First off, I appreciate the effort as open source work can be hard. Hopefully my comments/thoughts don't leave a bad taste for contributing to this project, all input is appreciated.

Also, I'm not opposed to the idea of eager loading an entire project and reduce the need to specify model directories. If we wanted to add something like that, I think it could be done as a configuration option to give flexibility to the end user. So if that's still of interest I would be glad to work together on getting that into the project.

Some considerations that I'm not knowledgable about yet -- how Zeitwerk handles eager loading auxiliary ruby files like factories or fixture.

First off, I appreciate the effort as open source work can be hard. Hopefully my comments/thoughts don't leave a bad taste for contributing to this project, all input is appreciated.

Not at all. All cool.

I'm not even sure that the eager loading approach is needed at all, since there is technically superior way to handle this already existing. (even though this technically superior way is implementation-wise lots more code, verbose and harder to maintain).

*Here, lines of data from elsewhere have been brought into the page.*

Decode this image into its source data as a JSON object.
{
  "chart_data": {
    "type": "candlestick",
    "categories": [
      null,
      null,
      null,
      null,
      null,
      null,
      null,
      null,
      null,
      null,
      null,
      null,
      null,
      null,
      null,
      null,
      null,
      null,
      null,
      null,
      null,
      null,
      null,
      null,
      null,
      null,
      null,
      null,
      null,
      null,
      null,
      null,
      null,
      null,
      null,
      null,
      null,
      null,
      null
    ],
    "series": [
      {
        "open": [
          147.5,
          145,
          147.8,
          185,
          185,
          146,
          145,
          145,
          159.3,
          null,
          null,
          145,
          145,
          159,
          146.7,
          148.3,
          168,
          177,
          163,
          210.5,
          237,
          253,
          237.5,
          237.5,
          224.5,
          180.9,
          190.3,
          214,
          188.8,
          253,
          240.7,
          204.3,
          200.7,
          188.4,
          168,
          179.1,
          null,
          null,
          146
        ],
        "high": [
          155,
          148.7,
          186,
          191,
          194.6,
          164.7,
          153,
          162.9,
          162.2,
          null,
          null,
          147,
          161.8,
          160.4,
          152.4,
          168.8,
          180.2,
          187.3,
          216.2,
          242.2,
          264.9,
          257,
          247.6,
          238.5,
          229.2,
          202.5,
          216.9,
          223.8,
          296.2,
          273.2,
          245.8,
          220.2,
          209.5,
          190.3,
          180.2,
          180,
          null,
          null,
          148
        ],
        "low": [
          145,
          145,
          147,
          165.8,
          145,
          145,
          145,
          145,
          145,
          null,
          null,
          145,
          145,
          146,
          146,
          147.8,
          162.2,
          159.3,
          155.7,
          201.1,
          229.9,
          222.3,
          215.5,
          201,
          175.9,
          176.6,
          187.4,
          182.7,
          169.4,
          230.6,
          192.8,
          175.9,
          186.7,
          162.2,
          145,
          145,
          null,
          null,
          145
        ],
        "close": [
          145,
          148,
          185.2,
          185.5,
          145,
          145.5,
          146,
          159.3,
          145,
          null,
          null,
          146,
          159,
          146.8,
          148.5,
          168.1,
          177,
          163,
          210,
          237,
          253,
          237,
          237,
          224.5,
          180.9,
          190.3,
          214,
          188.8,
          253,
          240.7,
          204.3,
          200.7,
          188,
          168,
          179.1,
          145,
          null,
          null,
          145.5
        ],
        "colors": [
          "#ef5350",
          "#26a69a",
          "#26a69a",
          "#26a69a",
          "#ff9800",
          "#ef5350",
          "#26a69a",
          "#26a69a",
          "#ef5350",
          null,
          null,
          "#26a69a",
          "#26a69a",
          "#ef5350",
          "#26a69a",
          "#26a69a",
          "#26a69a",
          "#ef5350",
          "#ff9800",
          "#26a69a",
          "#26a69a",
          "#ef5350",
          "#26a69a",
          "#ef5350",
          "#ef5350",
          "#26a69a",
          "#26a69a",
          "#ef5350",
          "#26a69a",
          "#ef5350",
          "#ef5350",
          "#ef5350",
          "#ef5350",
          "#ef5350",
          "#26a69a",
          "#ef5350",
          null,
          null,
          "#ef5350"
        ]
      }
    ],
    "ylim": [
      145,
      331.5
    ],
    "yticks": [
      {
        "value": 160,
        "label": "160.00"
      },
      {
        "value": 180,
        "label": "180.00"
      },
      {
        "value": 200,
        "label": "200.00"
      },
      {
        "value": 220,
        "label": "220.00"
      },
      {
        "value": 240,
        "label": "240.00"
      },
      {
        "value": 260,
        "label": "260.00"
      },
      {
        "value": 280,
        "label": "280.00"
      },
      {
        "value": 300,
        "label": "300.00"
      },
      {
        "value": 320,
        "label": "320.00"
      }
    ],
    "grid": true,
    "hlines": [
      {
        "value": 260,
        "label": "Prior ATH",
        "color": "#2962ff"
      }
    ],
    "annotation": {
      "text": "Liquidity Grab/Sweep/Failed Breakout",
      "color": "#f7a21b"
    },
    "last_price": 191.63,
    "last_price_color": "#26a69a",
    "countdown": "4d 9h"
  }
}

By factories you mean FactoryBot factories? I'm assuming they don't end up in Zeitwerk at all, because Zeitwerk deals with classes (being a class-loader). FactoryBot factories are being defined through FactoryBot.define. Zeitwerk parses those files (if they contain any classes), but I'm guessing those FactoryBot.define blocks are being ignored.

About fixtures I'm not sure what you are referring to exactly, I haven't used annotating anything else than models.